More evidence that federal welfare reform means state tax hikes. "The Greater West Town Community Development Project provides skill training for woodworkers and for shipping and receiving clerks," writes Doug Dobmeyer in Poverty Issues...Dateline Illinois (August 27). "The training generally runs between 12-15 weeks. The cost for training woodworkers is $6,000 per student. Training for shipping and receiving clerks runs $4,500 for each trainee. By comparison computer skills training costs $3,500 per student on average."

Just leave Soldier Field the way it is. "Any sports fan who's watched as all the best seats are bought up by corporations knows that it's not out of fandom or civic pride, but for tax purposes," write Joanna Cagan and Neil deMause in the Chicago-based biweekly In These Times (August 19). "Since luxury boxes are still deductible as a business entertainment expense, up to 40 percent of the price of corporations' purchases are underwritten by the federal government. With some new stadiums boasting as many as 200 boxes that rent at up to $70,000 per season, this can mean as much as another $5 million a year in indirect public subsidies to team-owner profits."

The four biggest polluters in southeast Chicago, according to 1993 data compiled by Citizens for a Better Environment: Sherwin-Williams, Ford, 115th St. Corporation, and Acme Steel.

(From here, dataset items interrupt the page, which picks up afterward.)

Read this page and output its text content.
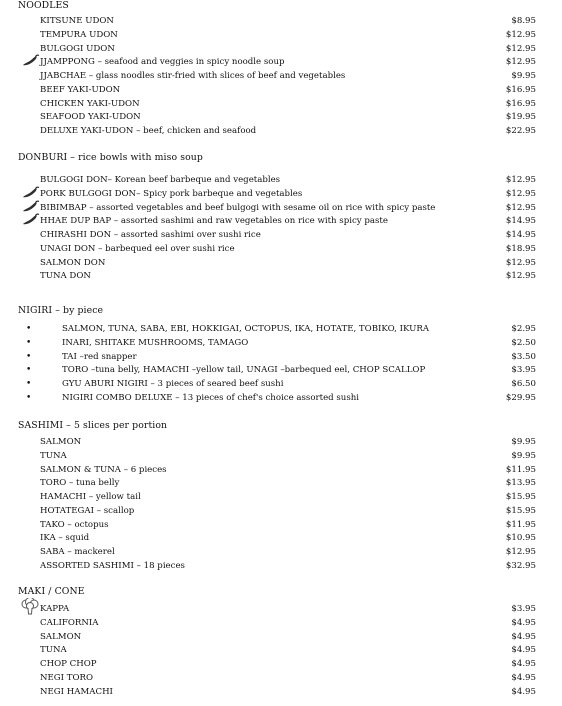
NOODLES
KITSUNE UDON	$8.95
TEMPURA UDON	$12.95
BULGOGI UDON	$12.95
JJAMPPONG – seafood and veggies in spicy noodle soup	$12.95
JJABCHAE – glass noodles stir-fried with slices of beef and vegetables	$9.95
BEEF YAKI-UDON	$16.95
CHICKEN YAKI-UDON	$16.95
SEAFOOD YAKI-UDON	$19.95
DELUXE YAKI-UDON – beef, chicken and seafood	$22.95
DONBURI – rice bowls with miso soup
BULGOGI DON– Korean beef barbeque and vegetables	$12.95
PORK BULGOGI DON– Spicy pork barbeque and vegetables	$12.95
BIBIMBAP – assorted vegetables and beef bulgogi with sesame oil on rice with spicy paste	$12.95
HHAE DUP BAP – assorted sashimi and raw vegetables on rice with spicy paste	$14.95
CHIRASHI DON – assorted sashimi over sushi rice	$14.95
UNAGI DON – barbequed eel over sushi rice	$18.95
SALMON DON	$12.95
TUNA DON	$12.95
NIGIRI – by piece
•	SALMON, TUNA, SABA, EBI, HOKKIGAI, OCTOPUS, IKA, HOTATE, TOBIKO, IKURA	$2.95
•	INARI, SHITAKE MUSHROOMS, TAMAGO	$2.50
•	TAI –red snapper	$3.50
•	TORO –tuna belly, HAMACHI –yellow tail, UNAGI –barbequed eel, CHOP SCALLOP	$3.95
•	GYU ABURI NIGIRI – 3 pieces of seared beef sushi	$6.50
•	NIGIRI COMBO DELUXE – 13 pieces of chef's choice assorted sushi	$29.95
SASHIMI – 5 slices per portion
SALMON	$9.95
TUNA	$9.95
SALMON & TUNA – 6 pieces	$11.95
TORO – tuna belly	$13.95
HAMACHI – yellow tail	$15.95
HOTATEGAI – scallop	$15.95
TAKO – octopus	$11.95
IKA – squid	$10.95
SABA – mackerel	$12.95
ASSORTED SASHIMI – 18 pieces	$32.95
MAKI / CONE
KAPPA	$3.95
CALIFORNIA	$4.95
SALMON	$4.95
TUNA	$4.95
CHOP CHOP	$4.95
NEGI TORO	$4.95
NEGI HAMACHI	$4.95
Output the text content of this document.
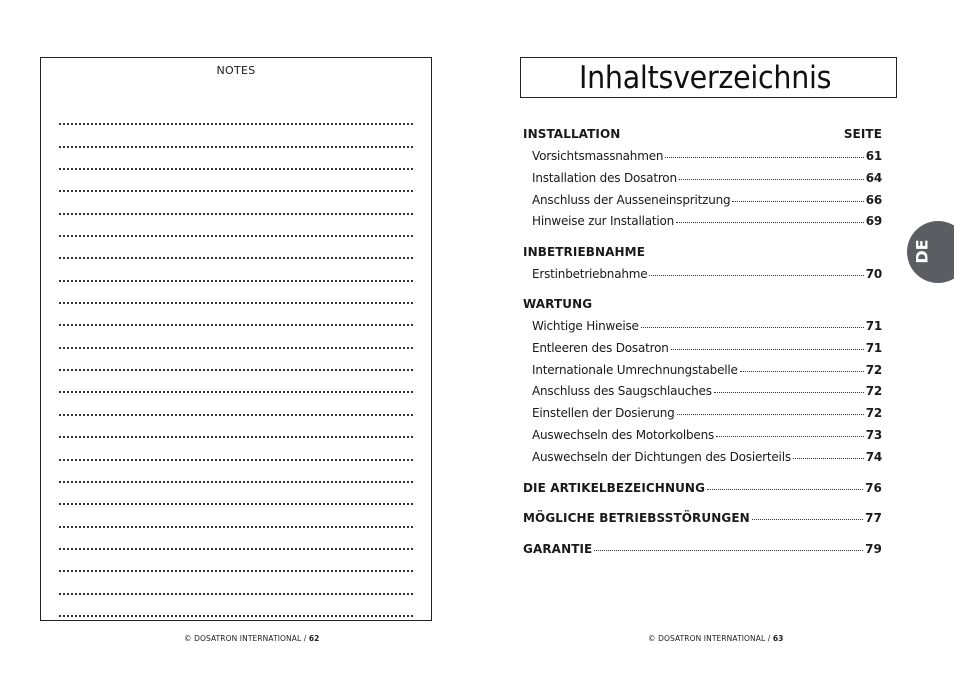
NOTES
© DOSATRON INTERNATIONAL / 62
Inhaltsverzeichnis
INSTALLATION	SEITE
Vorsichtsmassnahmen	61
Installation des Dosatron	64
Anschluss der Ausseneinspritzung	66
Hinweise zur Installation	69
INBETRIEBNAHME
Erstinbetriebnahme	70
WARTUNG
Wichtige Hinweise	71
Entleeren des Dosatron	71
Internationale Umrechnungstabelle	72
Anschluss des Saugschlauches	72
Einstellen der Dosierung	72
Auswechseln des Motorkolbens	73
Auswechseln der Dichtungen des Dosierteils	74
DIE ARTIKELBEZEICHNUNG	76
MÖGLICHE BETRIEBSSTÖRUNGEN	77
GARANTIE	79
DE
© DOSATRON INTERNATIONAL / 63
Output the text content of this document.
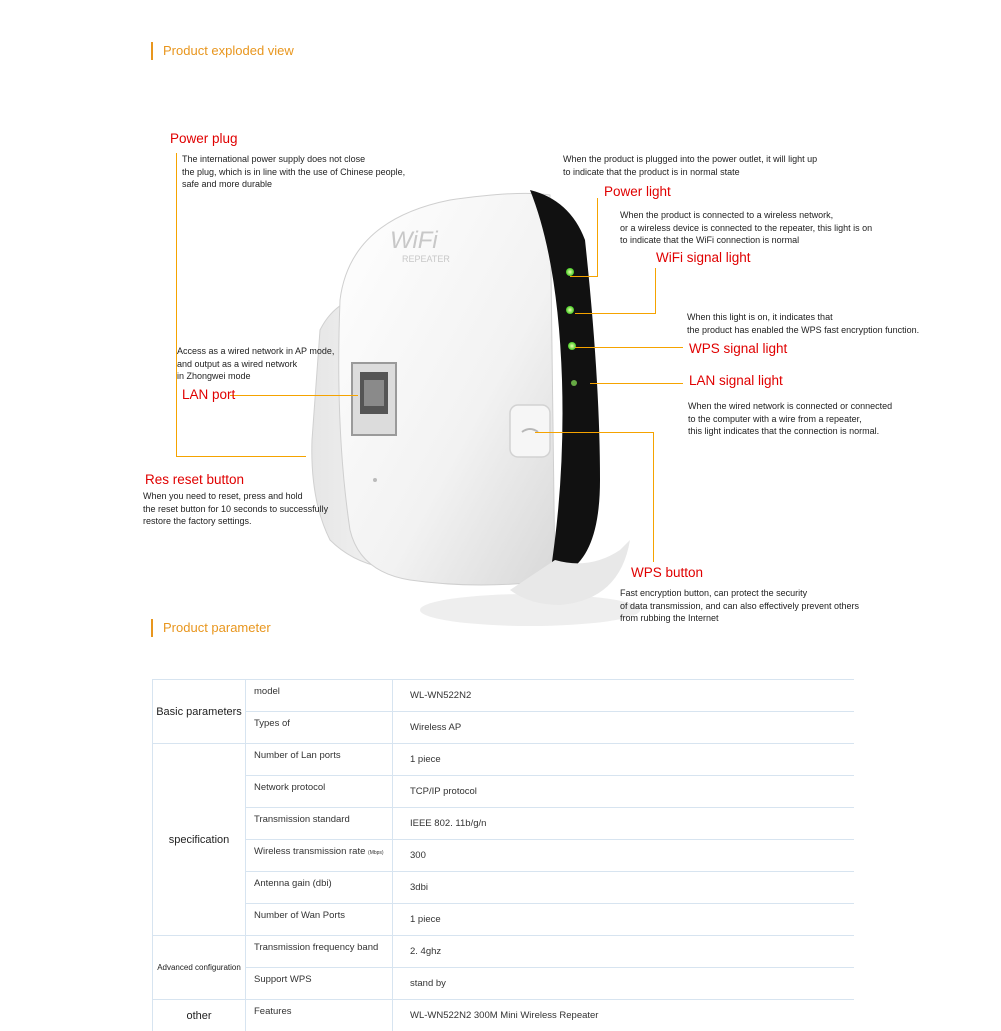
Product exploded view
WiFi
REPEATER
Power plug
The international power supply does not close
the plug, which is in line with the use of Chinese people,
safe and more durable
When the product is plugged into the power outlet, it will light up
to indicate that the product is in normal state
Power light
When the product is connected to a wireless network,
or a wireless device is connected to the repeater, this light is on
to indicate that the WiFi connection is normal
WiFi signal light
When this light is on, it indicates that
the product has enabled the WPS fast encryption function.
WPS signal light
Access as a wired network in AP mode,
and output as a wired network
in Zhongwei mode
LAN port
LAN signal light
When the wired network is connected or connected
to the computer with a wire from a repeater,
this light indicates that the connection is normal.
Res reset button
When you need to reset, press and hold
the reset button for 10 seconds to successfully
restore the factory settings.
WPS button
Fast encryption button, can protect the security
of data transmission, and can also effectively prevent others
from rubbing the Internet
Product parameter
Basic parameters	model	WL-WN522N2
	Types of	Wireless AP
specification	Number of Lan ports	1 piece
	Network protocol	TCP/IP protocol
	Transmission standard	IEEE 802. 11b/g/n
	Wireless transmission rate (Mbps)	300
	Antenna gain (dbi)	3dbi
	Number of Wan Ports	1 piece
Advanced configuration	Transmission frequency band	2. 4ghz
	Support WPS	stand by
other	Features	WL-WN522N2 300M Mini Wireless Repeater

"Most residents of the [West Town and East Humboldt Park] community do not work in far-off suburbs," according to a new report from the Woodstock Institute on South Dearborn. "In fact, 76 percent of workers living in this neighborhood work in the city as a whole, with 56 percent of them working in city neighborhoods. (Twenty percent work in the central business district.) More employed residents work within two miles of the neighborhood (30 percent) than in all of the suburbs combined."

Mommy, I tore off a corner of that Picasso in the last room, but it's OK because I wrote on it with indelible marker too. "Landscapes should be perceived in the same way as works of art," writes landscape architect and University of Wisconsin professor Philip H. Lewis, Jr., in his new book Tomorrow by Design. "When we take something from the land, we must give something back."

Slogans that could use a little polishing. "You name it, we've got it," muses Theodore Hild of the state Historic Preservation Agency in Historic Illinois (August). "Illinois has more than 1,200 entries in the National Register of Historic Places...[and] something like thirty thousand Illinois buildings on the Register....We've got the remains of squalid little huts and magnificent architectural extravaganzas of international acclaim. Places where history changed and places where nothing much happened at all."

"The election is lost already anyway," Heartland Cafe bookkeeper Jerry Smith tells StreetWise (Aug. 16-31)--"one of the Republicrats will win."